VBH setzt weiter auf die Fernwärme

Hoyerswerda. Die Versorgungsbetriebe Hoyerswerda (VBH) werden die preisgünstige Fernwärme auch zukünftig als feste Größe in ihrem Energiemix ausbauen. Das bestätigte VBH-Geschäftsführer Steffen Grigas. Catrin Würz

"Wir sind weiter im Gespräch mit den großen Vermietern und denken über den Fernwärme-Anschluss von Wohnungen am Elsterbogen, Schulplatz und Am Bahndamm nach", erklärte er.
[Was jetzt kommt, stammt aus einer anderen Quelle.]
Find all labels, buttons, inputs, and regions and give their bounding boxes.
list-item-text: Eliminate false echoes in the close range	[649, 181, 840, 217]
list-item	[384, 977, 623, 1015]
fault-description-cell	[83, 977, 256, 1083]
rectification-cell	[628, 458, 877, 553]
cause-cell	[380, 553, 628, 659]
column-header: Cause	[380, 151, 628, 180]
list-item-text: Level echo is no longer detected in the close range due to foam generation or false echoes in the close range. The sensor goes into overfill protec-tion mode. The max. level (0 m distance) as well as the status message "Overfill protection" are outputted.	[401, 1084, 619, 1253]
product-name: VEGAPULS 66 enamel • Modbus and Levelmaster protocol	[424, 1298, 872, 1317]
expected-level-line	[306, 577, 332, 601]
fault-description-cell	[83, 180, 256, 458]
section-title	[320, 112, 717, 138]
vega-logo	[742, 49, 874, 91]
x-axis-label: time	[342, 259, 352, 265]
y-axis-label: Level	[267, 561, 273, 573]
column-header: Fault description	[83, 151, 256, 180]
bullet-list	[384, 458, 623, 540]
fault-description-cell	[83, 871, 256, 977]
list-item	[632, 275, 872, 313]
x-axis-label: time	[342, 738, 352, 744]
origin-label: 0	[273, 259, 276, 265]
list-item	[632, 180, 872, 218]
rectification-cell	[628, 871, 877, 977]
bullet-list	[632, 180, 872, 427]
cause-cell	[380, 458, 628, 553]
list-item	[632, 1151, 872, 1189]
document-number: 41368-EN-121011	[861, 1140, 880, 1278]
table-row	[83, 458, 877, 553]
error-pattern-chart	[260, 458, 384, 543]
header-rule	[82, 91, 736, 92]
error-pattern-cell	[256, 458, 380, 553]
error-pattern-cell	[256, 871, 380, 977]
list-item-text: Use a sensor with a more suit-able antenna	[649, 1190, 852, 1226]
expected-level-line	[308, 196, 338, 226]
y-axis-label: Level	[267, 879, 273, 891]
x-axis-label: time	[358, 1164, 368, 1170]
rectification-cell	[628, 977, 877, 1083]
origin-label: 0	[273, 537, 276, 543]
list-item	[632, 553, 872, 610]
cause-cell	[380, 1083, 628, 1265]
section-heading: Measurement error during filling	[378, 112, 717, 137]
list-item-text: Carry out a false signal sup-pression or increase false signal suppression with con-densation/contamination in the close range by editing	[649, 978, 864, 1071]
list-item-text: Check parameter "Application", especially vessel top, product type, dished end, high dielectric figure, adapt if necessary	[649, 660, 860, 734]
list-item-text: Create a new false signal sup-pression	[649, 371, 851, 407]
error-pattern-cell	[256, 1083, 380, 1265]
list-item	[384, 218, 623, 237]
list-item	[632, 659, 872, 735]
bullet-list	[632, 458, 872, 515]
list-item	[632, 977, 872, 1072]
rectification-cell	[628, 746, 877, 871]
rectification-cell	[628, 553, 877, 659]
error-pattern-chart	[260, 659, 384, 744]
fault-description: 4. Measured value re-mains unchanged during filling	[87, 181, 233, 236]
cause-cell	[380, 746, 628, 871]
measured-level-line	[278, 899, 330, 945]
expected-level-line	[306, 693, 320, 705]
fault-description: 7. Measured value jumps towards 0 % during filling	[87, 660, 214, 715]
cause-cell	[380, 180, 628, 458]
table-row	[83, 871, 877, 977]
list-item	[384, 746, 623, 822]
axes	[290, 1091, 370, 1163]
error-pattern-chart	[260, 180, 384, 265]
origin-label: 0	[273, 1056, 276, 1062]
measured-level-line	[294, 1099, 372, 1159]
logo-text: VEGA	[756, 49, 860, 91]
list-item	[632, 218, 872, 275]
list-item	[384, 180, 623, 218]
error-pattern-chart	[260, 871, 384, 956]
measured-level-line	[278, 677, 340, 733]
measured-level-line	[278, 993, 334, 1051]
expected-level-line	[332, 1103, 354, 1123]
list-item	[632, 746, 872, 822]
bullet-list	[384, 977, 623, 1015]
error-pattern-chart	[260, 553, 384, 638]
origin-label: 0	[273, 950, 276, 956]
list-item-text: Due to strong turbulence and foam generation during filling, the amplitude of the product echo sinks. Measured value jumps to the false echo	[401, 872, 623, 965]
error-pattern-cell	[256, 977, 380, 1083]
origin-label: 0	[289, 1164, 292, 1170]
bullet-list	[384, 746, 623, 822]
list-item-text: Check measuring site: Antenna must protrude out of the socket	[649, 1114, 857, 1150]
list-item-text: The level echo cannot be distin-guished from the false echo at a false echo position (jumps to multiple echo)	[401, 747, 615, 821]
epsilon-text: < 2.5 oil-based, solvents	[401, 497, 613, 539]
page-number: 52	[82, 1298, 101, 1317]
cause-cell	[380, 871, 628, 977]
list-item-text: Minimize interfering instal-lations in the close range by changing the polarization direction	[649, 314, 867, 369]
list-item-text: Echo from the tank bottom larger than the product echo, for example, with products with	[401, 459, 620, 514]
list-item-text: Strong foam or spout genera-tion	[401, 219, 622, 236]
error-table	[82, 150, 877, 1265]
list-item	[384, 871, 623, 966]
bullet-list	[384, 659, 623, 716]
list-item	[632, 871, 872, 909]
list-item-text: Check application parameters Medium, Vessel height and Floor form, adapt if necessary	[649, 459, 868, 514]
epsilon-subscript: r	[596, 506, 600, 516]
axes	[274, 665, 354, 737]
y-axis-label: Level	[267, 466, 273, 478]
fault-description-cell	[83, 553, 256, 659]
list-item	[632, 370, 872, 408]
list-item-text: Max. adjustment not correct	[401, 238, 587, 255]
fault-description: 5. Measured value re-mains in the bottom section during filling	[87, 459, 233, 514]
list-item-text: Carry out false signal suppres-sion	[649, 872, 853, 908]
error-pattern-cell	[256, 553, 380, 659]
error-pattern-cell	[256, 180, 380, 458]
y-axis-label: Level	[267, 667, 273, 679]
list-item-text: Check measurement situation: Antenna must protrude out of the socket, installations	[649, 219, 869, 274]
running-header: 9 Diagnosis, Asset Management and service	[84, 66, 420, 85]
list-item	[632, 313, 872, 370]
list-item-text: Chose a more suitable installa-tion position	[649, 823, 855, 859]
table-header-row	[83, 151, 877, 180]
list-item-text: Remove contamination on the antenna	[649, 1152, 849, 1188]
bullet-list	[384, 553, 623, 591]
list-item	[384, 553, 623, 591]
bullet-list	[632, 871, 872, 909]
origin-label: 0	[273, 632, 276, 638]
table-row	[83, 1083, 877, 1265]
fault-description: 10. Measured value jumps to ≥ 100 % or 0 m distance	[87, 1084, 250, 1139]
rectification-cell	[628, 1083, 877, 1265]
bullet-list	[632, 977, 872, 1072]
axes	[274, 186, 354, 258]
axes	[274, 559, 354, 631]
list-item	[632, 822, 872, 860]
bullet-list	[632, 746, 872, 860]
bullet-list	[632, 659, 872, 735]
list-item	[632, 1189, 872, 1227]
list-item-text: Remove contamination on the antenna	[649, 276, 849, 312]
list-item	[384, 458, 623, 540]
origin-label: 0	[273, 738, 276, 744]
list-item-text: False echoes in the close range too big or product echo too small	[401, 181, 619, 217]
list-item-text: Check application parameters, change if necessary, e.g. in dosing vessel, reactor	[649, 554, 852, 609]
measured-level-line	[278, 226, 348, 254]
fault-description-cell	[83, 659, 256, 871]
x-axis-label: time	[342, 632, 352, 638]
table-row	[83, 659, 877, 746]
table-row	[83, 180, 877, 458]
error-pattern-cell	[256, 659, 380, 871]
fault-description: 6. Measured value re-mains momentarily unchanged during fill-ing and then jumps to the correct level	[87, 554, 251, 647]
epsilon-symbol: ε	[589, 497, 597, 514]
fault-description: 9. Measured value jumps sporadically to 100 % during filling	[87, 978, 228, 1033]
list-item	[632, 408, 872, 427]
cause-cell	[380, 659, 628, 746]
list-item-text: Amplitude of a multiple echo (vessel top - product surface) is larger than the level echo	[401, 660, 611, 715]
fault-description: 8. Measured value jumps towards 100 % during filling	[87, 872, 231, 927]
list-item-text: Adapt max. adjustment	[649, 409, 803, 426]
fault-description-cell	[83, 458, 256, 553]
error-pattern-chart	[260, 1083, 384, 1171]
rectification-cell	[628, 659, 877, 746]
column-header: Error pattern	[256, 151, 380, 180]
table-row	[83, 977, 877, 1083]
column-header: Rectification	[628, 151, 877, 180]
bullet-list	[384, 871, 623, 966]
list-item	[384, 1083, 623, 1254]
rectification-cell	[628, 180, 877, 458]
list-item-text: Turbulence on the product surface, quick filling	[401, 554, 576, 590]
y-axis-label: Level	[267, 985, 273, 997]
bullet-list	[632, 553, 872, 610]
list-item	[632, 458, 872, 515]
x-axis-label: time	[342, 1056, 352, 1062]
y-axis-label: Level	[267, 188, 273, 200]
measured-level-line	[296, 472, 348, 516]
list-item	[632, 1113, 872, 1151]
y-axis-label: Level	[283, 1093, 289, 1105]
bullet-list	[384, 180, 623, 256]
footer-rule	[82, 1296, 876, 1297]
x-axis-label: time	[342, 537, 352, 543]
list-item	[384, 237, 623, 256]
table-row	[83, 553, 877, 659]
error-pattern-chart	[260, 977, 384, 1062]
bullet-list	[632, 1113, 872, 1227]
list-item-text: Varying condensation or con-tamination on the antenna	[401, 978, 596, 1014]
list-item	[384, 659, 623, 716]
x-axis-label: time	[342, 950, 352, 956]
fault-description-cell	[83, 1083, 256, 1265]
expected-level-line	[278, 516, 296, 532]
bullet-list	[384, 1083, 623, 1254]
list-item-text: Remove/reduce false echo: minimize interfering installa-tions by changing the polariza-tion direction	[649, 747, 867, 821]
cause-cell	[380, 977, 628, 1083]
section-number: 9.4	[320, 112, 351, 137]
Allerdings sei so eine Entscheidung heute nicht mehr so leicht zu treffen, wie noch vor Jahren, als die gesamte Neustadt mit der vom Kraftwerk Schwarze Pumpe gelieferten Fernwärme versorgt wurde. Wegen des großflächigen Abrisses von Wohnhäusern ist das Leitungsnetz ebenfalls verkleinert und löchriger geworden. "Deshalb rechnet sich eine Neuerschließung mit Fernwärme nicht in jedem Fall. Zudem entwickelt sich der Gaspreis momentan so, dass der Preisvorteil der Fernwärme weiter schrumpft", so Grigas. Es werde demzufolge kein großes Rollout zum Fernwärme-Thema geben.

Die VBH haben derzeit einen Fernwärme-Liefervertrag mit Vattenfall bis zum Jahr 2022 abgeschlossen - mit einer Verlängerungsoption für drei weitere Jahre. Die VBH sehen die Fernwärme jedoch für eine deutlich längere Zeit bis über 2030 hinaus als konkurrenzfähige Heizungsart. Auch Überlegungen zur Eigenproduktion von Fernwärme durch die VBH wurden bereits ins Kalkül gezogen.